Jimmy, un niño peruano de familia acomodada, estudia en el colegio inglés más selecto de Lima.
Pochi fue por un tiempo mi mejor amigo, y él no era ningún tonto, sabía que yo no quería revelar nuestra amistad frente a los matoncitos de la clase, sabía que en el colegio no debía hablarme demasiado ni estar mucho rato conmigo, aceptaba humildemente y sin rencores esa estúpida cobardía mía.
Yo nunca creí que Pochi fuese el ladrón que se robó la calculadora de David Powell. Pochi no era un ladrón, ¿para qué diablos querría además una calculadora, cuando todo lo que le importaba era el fútbol? Aquella tarde en el colegio, David Powell, el hijo del embajador inglés en Lima, un rubiecito engreído que nos miraba a los peruanos como si fuésemos vicuñas P denunció que le habían robado su calculadora, ¿Quién ha sido?, preguntaba el profesor de inglés, pero nadie por supuesto confesaba, así que sonó la campana de las tres, todo el colegio se fue
y nosotros nos quedamos en la clase. Nadie se va hasta que aparezca la calculadora, dijo el profesor Douglas.
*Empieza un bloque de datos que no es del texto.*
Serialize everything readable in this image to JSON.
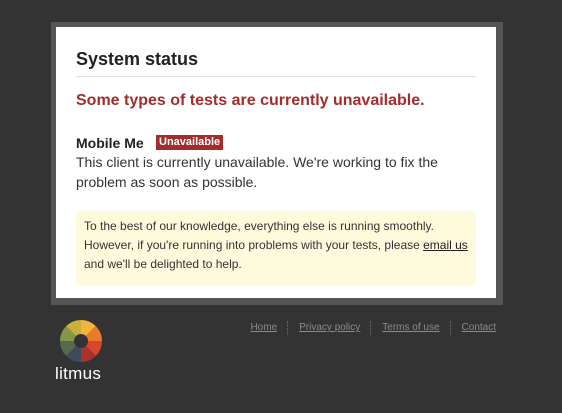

Aquí está, García la tenía, anunció orgulloso el señor Guerrero cuando, ante la sorpresa del pobre Pochi, encontró la calculadora en la lonchera tantas veces saqueada del chico más feo y odiado de la clase. ¡Yo no he sido, alguien la ha metido ahí, yo no he sido, se lo juro, profesor Guerrero! gritó Pochi, y yo lo creí. Powell recuperó su calculadora, no sin antes dirigir una mirada arrogante y rencorosa a Pochi, los matoncitos de la clase sonrieron aliviados, todos pudimos irnos a nuestras casas, todos menos Pochi, que se quedó llorando, destruido, incapaz de convencer a nadie de que él no era un ladrón, pues todos, sobre todo los profesores ingleses, encontraban muy lógico que el niño más pobre de la clase tratase de robarle algo a uno de los alumnos más distinguidos, el hijo del embajador Powell. Pochi no regresó al colegio: lo expulsaron, no lo creyeron.
Lo encontré años después, una noche de verano que fui a ver un partido en el Carmelitas. Lo vi de lejos y sonreí: Pochi era el entrenador de un equipo que jugaba esa noche. Era todo un entrenador, su equipo ganó, al final me acerqué a mi viejo amigo Pochi García, el más feo de la clase pero sin duda también el más noble, y le di un abrazo. Camino a los vestuarios, llamó a una chica que estaba sentadita arriba, en la tribuna, y me la presentó, te presento a Susy, mi señora. Me encantó que la llamase así, mi señora. Pochi, al final, había conseguido lo que más soñaba cuando éramos amigos, ser entrenador y, algo que él creía imposible, tener sentadita en la tribuna, admirándolo, a Susy, su señora.